Il nuotatore reggellese si conferma tra gli azzurri più in forma, accanto a campioni del calibro di Federica Pellegrini, Filippo Magnini, Alessia Filippi e Fabio Scozzoli che saranno insieme a lui a rappresentare l’Italia alle prossime Olimpiadi.
Ranfagni è sceso per la terza volta in carriera sotto l’1’58’’ con il terzo tempo personale. Meglio di lui in stagione soltanto il giapponese Ryosuke Irie (1'54"02) e lo statunitense Matthew Grevers (1'57"76). I passaggi: 27”62, 57”75, 1'28”29.
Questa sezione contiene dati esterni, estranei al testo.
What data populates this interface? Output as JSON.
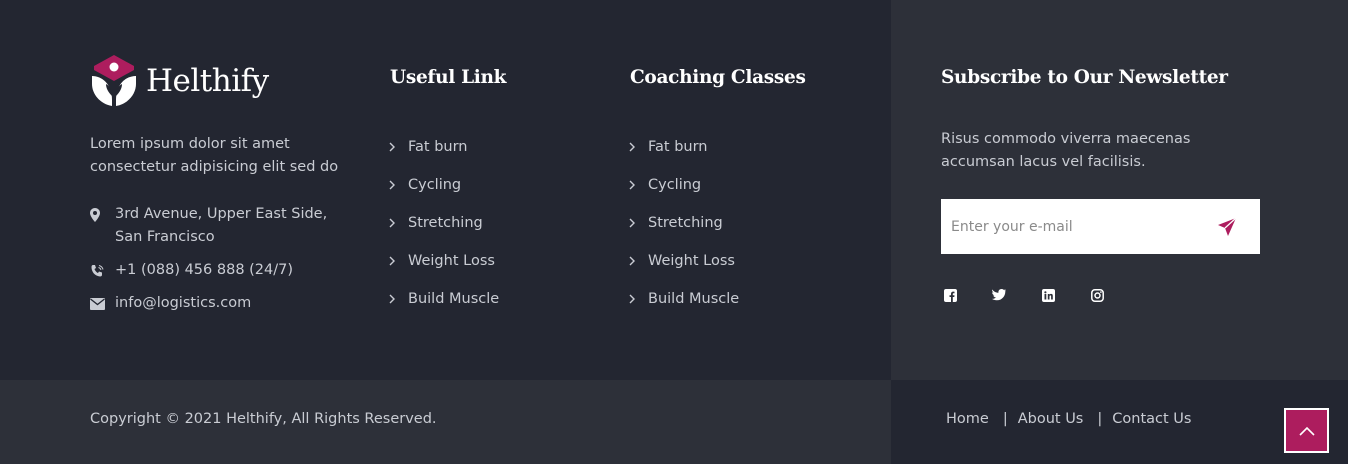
{
  "brand": {
    "name": "Helthify"
  },
  "about": {
    "text": "Lorem ipsum dolor sit amet consectetur adipisicing elit sed do"
  },
  "contact": {
    "address_line1": "3rd Avenue, Upper East Side,",
    "address_line2": "San Francisco",
    "phone": "+1 (088) 456 888 (24/7)",
    "email": "info@logistics.com"
  },
  "useful_links": {
    "title": "Useful Link",
    "items": [
      "Fat burn",
      "Cycling",
      "Stretching",
      "Weight Loss",
      "Build Muscle"
    ]
  },
  "coaching": {
    "title": "Coaching Classes",
    "items": [
      "Fat burn",
      "Cycling",
      "Stretching",
      "Weight Loss",
      "Build Muscle"
    ]
  },
  "newsletter": {
    "title": "Subscribe to Our Newsletter",
    "text": "Risus commodo viverra maecenas accumsan lacus vel facilisis.",
    "placeholder": "Enter your e-mail"
  },
  "socials": [
    "facebook-icon",
    "twitter-icon",
    "linkedin-icon",
    "instagram-icon"
  ],
  "bottom": {
    "copyright": "Copyright © 2021 Helthify, All Rights Reserved.",
    "nav": {
      "home": "Home",
      "about": "About Us",
      "contact": "Contact Us",
      "separator": "|"
    }
  },
  "colors": {
    "accent": "#ad1d5e",
    "bg_dark": "#232631",
    "bg_light": "#2d3039",
    "text": "#c9ccd3"
  }
}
“Dedico questo risultato alla mia famiglia e al mio allenatore Sergio Pasquali”, ha detto a fine gara. Quindi, un pensiero speciale per un compagno di squadra costretto dai problemi di salute a restare a bordo vasca: “Auguro a Nicola Febbraro una pronta guarigione. Spero che superi tutto al più presto”.
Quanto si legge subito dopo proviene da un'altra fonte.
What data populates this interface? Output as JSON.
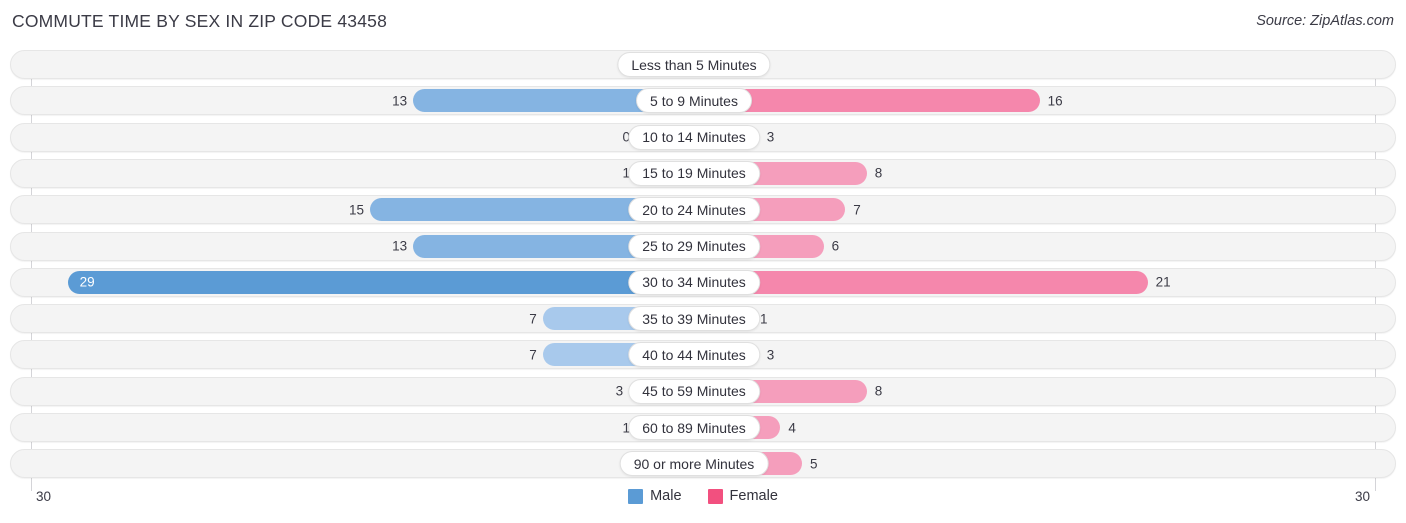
{
  "header": {
    "title": "COMMUTE TIME BY SEX IN ZIP CODE 43458",
    "source": "Source: ZipAtlas.com"
  },
  "axis": {
    "left_label": "30",
    "right_label": "30",
    "max": 30
  },
  "legend": {
    "male_label": "Male",
    "female_label": "Female",
    "male_color": "#5b9bd5",
    "female_color": "#f2507f"
  },
  "chart_data": {
    "type": "bar",
    "subtype": "diverging-bidirectional-bar",
    "title": "COMMUTE TIME BY SEX IN ZIP CODE 43458",
    "xlabel": "",
    "ylabel": "",
    "xlim": [
      30,
      30
    ],
    "grid": false,
    "legend_position": "bottom-center",
    "categories": [
      "Less than 5 Minutes",
      "5 to 9 Minutes",
      "10 to 14 Minutes",
      "15 to 19 Minutes",
      "20 to 24 Minutes",
      "25 to 29 Minutes",
      "30 to 34 Minutes",
      "35 to 39 Minutes",
      "40 to 44 Minutes",
      "45 to 59 Minutes",
      "60 to 89 Minutes",
      "90 or more Minutes"
    ],
    "series": [
      {
        "name": "Male",
        "direction": "left",
        "values": [
          0,
          13,
          0,
          1,
          15,
          13,
          29,
          7,
          7,
          3,
          1,
          0
        ]
      },
      {
        "name": "Female",
        "direction": "right",
        "values": [
          0,
          16,
          3,
          8,
          7,
          6,
          21,
          1,
          3,
          8,
          4,
          5
        ]
      }
    ]
  }
}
“Ero stanco di essere 'ripescato’ e sono riuscito finalmente a qualificarmi. Mi sentivo bene in acqua. È venuto tutto in modo naturale e sono molto contento. Ho cercato di restare sempre me stesso. Ringrazio la Federnuoto che mi ha fatto lavorare al centro federale di Ostia. Sono contento perché ho raggiunto il sogno olimpico”.
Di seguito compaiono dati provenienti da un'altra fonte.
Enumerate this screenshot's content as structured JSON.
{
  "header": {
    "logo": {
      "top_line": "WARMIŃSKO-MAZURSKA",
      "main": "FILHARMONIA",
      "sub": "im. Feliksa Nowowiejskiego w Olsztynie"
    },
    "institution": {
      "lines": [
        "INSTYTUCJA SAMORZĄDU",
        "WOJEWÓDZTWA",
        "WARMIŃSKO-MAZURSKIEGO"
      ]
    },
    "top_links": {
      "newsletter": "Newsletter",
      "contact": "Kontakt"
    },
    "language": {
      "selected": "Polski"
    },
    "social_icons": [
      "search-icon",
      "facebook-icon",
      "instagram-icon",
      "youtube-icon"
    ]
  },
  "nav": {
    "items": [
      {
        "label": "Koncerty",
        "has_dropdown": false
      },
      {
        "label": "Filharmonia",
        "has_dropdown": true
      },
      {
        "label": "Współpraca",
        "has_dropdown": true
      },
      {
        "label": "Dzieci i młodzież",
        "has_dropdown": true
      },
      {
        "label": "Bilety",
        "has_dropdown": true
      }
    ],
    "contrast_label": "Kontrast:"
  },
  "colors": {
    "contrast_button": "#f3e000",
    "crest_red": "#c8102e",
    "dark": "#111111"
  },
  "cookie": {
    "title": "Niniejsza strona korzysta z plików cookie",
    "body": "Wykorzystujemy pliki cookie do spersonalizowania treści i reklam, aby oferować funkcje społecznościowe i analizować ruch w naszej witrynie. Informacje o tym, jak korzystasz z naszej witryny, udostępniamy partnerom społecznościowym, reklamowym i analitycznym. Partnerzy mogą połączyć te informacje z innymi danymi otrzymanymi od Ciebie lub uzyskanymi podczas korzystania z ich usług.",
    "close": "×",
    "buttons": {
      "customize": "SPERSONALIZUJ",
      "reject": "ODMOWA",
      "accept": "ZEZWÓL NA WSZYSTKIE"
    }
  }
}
A Londra ci sarà anche un pezzo di Valdarno grazie a “Seba”, un ragazzone di 205 centimetri con un’apertura di braccia di 230, nato in Germania ma cresciuto a Reggello, che si allena con la Rari Nantes Florentia. Di questo non possiamo che essergli grati, pronti a tifare per lui quando verrà il momento di tuffarsi nella vasca con i cinque cerchi.